The Ballester-Molina Pistol, originally known as Ballester-Rigaud (and marked as such during the first years of manufacture, circa 1938 to 1940), were made in Argentina by the Hispano Argentina de Automotives SA (HAFDASA) company. Manufacture started in 1938 in an attempt to provide Argentinean police and military with a less expensive alternative to the Colt Modelo 1927 Pistol, a domestically made licensed copy of the American Colt M1911A1 pistol. Production of the Ballester-Molina ceased in the early 1950s. While the Ballester-Molina pistol is externally very similar to a Colt, it has significant differences, especially in the safety and trigger unit arrangements. Actually, the only parts exchangeable between a Ballester-Molina and  an M1911A1 are the barrel with a link and the magazine. The trigger and safety arrangements were more or less copied from the Spanish Star pistols, with the pivoting trigger, single trigger to sear link, and without a grip safety. Ballester-Molina pistols were used by Argentinean military and police, as well as supplied to Britain during the Second World War.

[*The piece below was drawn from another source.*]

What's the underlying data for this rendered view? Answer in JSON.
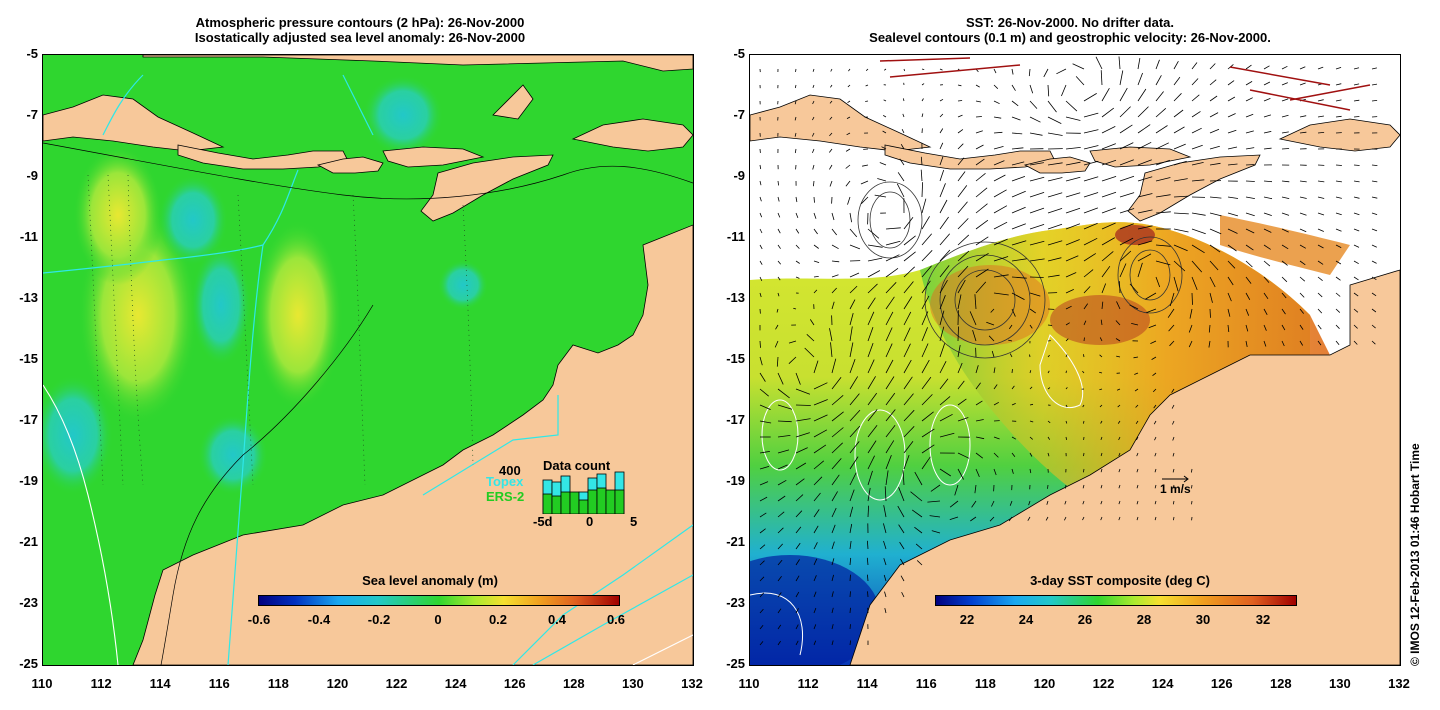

Britain issued these pistols to their Special Operations Executive (SOE) agents, who usually operated behind enemy lines.


The Ballester-Molina pistol is a short recoil operated, locked breech pistol. the locking system is similar to that of the Colt M1911A1, with the swinging link used to unlock the barrel from the slide. The single action trigger is pivoted on the axis, the frame-mounted manual safety locks the slide and the hammer.